Si, demain matin, par un coup de malchance ou du hasard, je perds toutes les possessions que j’ai et que je me ramasse à vivre dans une grande jarre accompagné de mon chien comme le faisait Diogène de Synope, alors ma vraie richesse, celle qui me restera  beau temps ou mauvais temps, malgré les aléas de la vie, sera mon entourage et les gens avec qui j’aurais développé un fort lien affectif.


En fait, le concept même de richesse est très relatif.  Nous avons un meilleur niveau de vie et une vie plus facile que les grands princes et monarques des époques précédentes.


Par exemple, pour une personne vivant dans un pays du tiers-monde ou en voie de développement, la richesse pourrait être de simplement pouvoir combler ses besoins de base de la pyramide des besoins Maslow à tous les jours. Déjà ça, ce serait un grand accomplissement!

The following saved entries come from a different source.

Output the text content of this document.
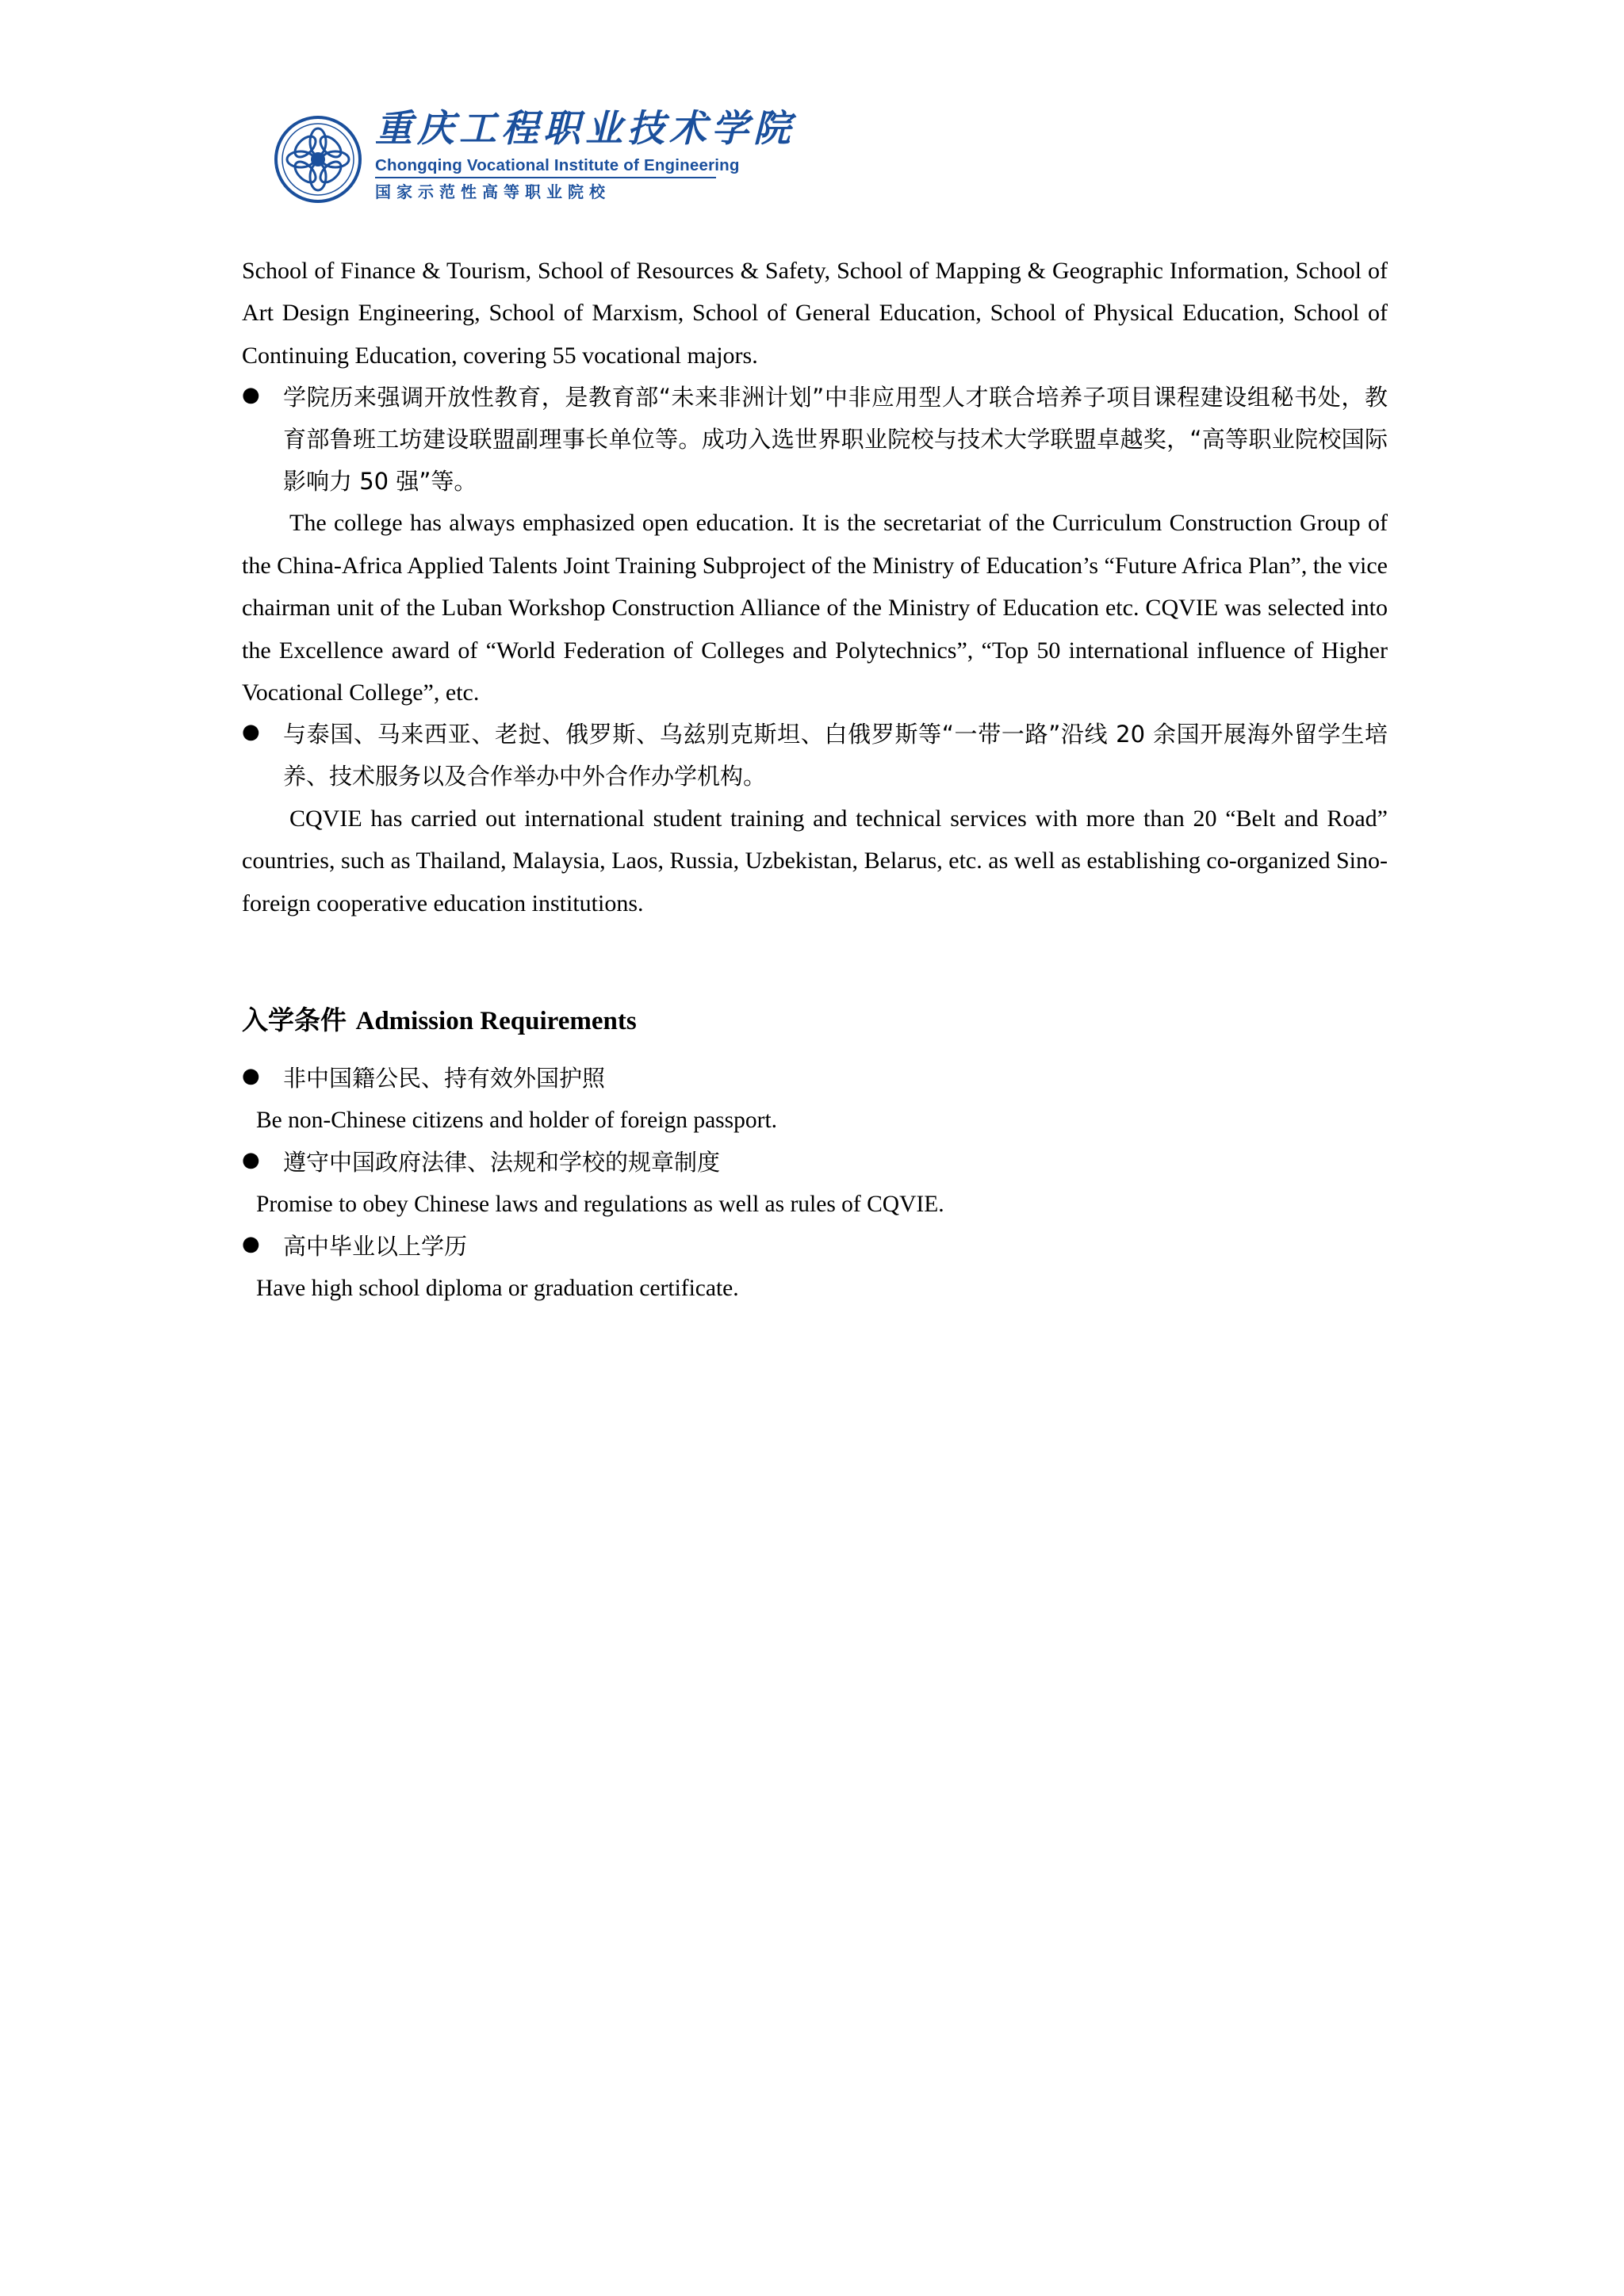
重庆工程职业技术学院
Chongqing Vocational Institute of Engineering
国家示范性高等职业院校

School of Finance & Tourism, School of Resources & Safety, School of Mapping & Geographic Information, School of Art Design Engineering, School of Marxism, School of General Education, School of Physical Education, School of Continuing Education, covering 55 vocational majors.

●	学院历来强调开放性教育，是教育部“未来非洲计划”中非应用型人才联合培养子项目课程建设组秘书处，教育部鲁班工坊建设联盟副理事长单位等。成功入选世界职业院校与技术大学联盟卓越奖，“高等职业院校国际影响力 50 强”等。

The college has always emphasized open education. It is the secretariat of the Curriculum Construction Group of the China-Africa Applied Talents Joint Training Subproject of the Ministry of Education’s “Future Africa Plan”, the vice chairman unit of the Luban Workshop Construction Alliance of the Ministry of Education etc. CQVIE was selected into the Excellence award of “World Federation of Colleges and Polytechnics”, “Top 50 international influence of Higher Vocational College”, etc.

●	与泰国、马来西亚、老挝、俄罗斯、乌兹别克斯坦、白俄罗斯等“一带一路”沿线 20 余国开展海外留学生培养、技术服务以及合作举办中外合作办学机构。

CQVIE has carried out international student training and technical services with more than 20 “Belt and Road” countries, such as Thailand, Malaysia, Laos, Russia, Uzbekistan, Belarus, etc. as well as establishing co-organized Sino-foreign cooperative education institutions.

入学条件 Admission Requirements
●	非中国籍公民、持有效外国护照

Be non-Chinese citizens and holder of foreign passport.

●	遵守中国政府法律、法规和学校的规章制度

Promise to obey Chinese laws and regulations as well as rules of CQVIE.

●	高中毕业以上学历

Have high school diploma or graduation certificate.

Vous regarderez bien son expression faciale lorsque vous lui direz que vous faites vos besoins dans l’eau potable et que vous arrosez votre entrée asphaltée avec celle-ci pour enlever la poussière.

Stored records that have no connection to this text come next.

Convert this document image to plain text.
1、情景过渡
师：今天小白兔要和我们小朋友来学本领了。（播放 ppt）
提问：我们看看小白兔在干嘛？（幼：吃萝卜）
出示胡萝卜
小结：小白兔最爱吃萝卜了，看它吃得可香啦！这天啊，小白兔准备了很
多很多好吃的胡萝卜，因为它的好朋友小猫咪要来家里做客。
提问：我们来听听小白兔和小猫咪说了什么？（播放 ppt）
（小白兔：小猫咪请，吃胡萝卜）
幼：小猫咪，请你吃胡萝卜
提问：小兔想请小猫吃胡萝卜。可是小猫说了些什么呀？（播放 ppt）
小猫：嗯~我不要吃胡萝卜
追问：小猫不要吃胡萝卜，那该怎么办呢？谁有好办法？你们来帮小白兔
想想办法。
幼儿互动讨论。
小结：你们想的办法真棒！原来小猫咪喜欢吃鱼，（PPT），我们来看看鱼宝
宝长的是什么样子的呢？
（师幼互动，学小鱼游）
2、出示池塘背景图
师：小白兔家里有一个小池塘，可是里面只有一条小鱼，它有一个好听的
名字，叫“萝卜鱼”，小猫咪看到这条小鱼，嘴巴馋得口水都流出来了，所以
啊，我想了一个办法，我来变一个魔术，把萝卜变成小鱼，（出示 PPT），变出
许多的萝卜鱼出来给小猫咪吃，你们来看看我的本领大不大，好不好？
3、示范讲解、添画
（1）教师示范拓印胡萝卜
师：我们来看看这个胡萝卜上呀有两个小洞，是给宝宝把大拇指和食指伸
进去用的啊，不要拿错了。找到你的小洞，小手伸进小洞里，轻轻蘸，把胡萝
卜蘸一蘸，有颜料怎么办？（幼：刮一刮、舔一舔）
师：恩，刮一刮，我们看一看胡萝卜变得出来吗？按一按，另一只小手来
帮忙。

Encore une fois, il y a une question d’accès à la ressource et l’usage que nous en faisons!

Par ailleurs, je n’aurais qu’à me rendre à quelques kilomètres de chez moi pour constater de mes propres yeux que certains enfants n’ont pas tous la possibilité de déjeuner avant d’aller à l’école tous les jours. En fait, il y a une distribution de paniers de nourriture qui se fait à tous les mardi à la salle communautaire de mon village et il y a du monde en masse! La misère et la pauvreté ne sont pas seulement l’apanage de certains pays.

Bref, pour atteindre l’indépendance financière à un jeune âge, il est important, voire impératif, de bien contrôler ses dépenses.

En contrepartie, si cela se fait aux dépends d’autrui et devient obsessif, alors l’avidité prend le dessus sur le gros bon sens et sur la gestion responsable et économe de son argent!

Ne soyez pas inquiet, ma Donalda passera l’hiver au chaud!